|Photo by Madison Myers|
This was my first attempt at making Biscotti, and it wasn't as scary as I expected! It was pretty easy to make and it turned out great! This is not the same as the biscotti you buy at the grocery store. This biscotti won't break your teeth! I love it! The cranberries and pistachios work very well together, and I took it a step further by dipping some of them in white chocolate because, let's face it, white chocolate makes everything BETTER!
- Preheat the oven to 300 degrees F (150 degrees C).
- In a large bowl, mix together oil and sugar until well blended. Mix in the vanilla and almond extracts, then beat in the eggs. Combine flour, salt, and baking powder; gradually stir into egg mixture. Mix in cranberries and nuts by hand.
- Divide dough in half. Form two logs (12x2 inches) on a cookie sheet that has been lined with parchment paper. Dough may be sticky; wet hands with cool water to handle dough more easily.

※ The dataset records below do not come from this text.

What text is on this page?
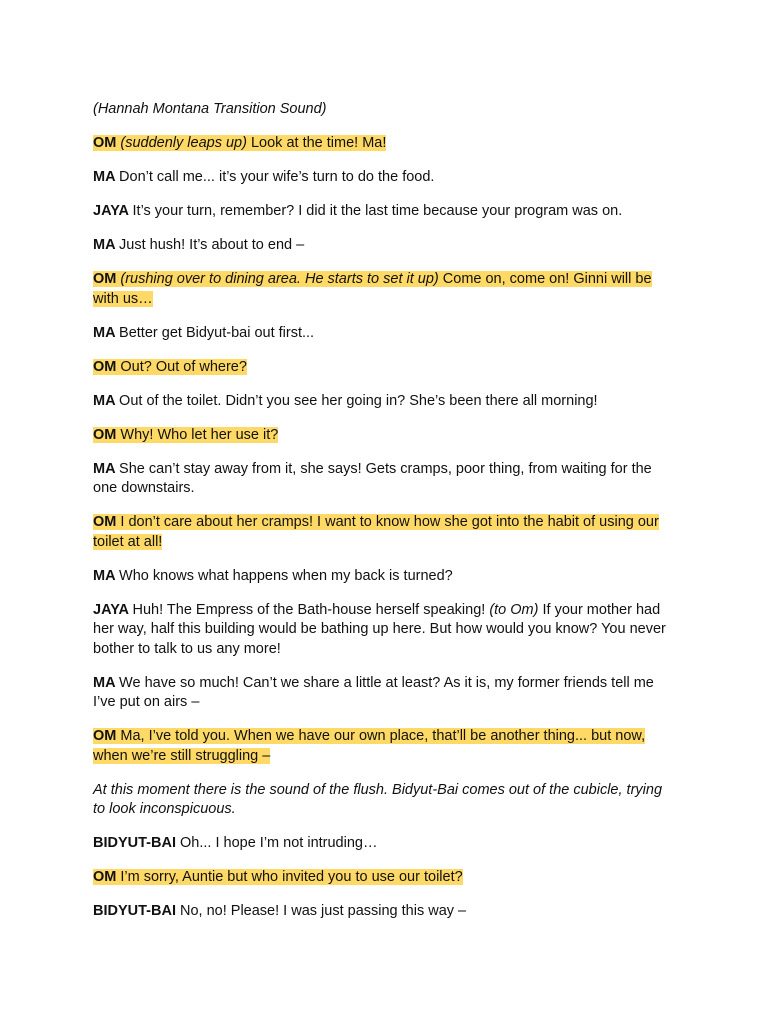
(Hannah Montana Transition Sound)

OM (suddenly leaps up) Look at the time! Ma!

MA Don’t call me... it’s your wife’s turn to do the food.

JAYA It’s your turn, remember? I did it the last time because your program was on.

MA Just hush! It’s about to end –

OM (rushing over to dining area. He starts to set it up) Come on, come on! Ginni will be with us…

MA Better get Bidyut-bai out first...

OM Out? Out of where?

MA Out of the toilet. Didn’t you see her going in? She’s been there all morning!

OM Why! Who let her use it?

MA She can’t stay away from it, she says! Gets cramps, poor thing, from waiting for the one downstairs.

OM I don’t care about her cramps! I want to know how she got into the habit of using our toilet at all!

MA Who knows what happens when my back is turned?

JAYA Huh! The Empress of the Bath-house herself speaking! (to Om) If your mother had her way, half this building would be bathing up here. But how would you know? You never bother to talk to us any more!

MA We have so much! Can’t we share a little at least? As it is, my former friends tell me I’ve put on airs –

OM Ma, I’ve told you. When we have our own place, that’ll be another thing... but now, when we’re still struggling –

At this moment there is the sound of the flush. Bidyut-Bai comes out of the cubicle, trying to look inconspicuous.

BIDYUT-BAI Oh... I hope I’m not intruding…

OM I’m sorry, Auntie but who invited you to use our toilet?

BIDYUT-BAI No, no! Please! I was just passing this way –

- Bake for 35 minutes in the preheated oven, or until logs are light brown. Remove from oven, and set aside to cool for 10 minutes. Reduce oven heat to 275 degrees F (135 degrees C).
- Cut logs on diagonal into 3/4 inch thick slices. Use a large, sharp knife and push down on knife to cut. Sawing the knife will break the biscotti, so be careful. Lay on sides on parchment covered cookie sheet. Bake approximately 8 to 10 minutes, or until dry; cool.
- To dip in white chocolate, melt 1/2 cup of white chocolate chips with a tablespoon of oil and melt slowly, stirring constantly, in saucepan on stove top or in the microwave. For the microwave, melt on medium power in 30 second intervals stirring well in between until melted. Add more oil if too thick. It is always important to melt slowly and stir often so the chocolate doesn't seize up. Dip biscotti as soon as chocolate is melted.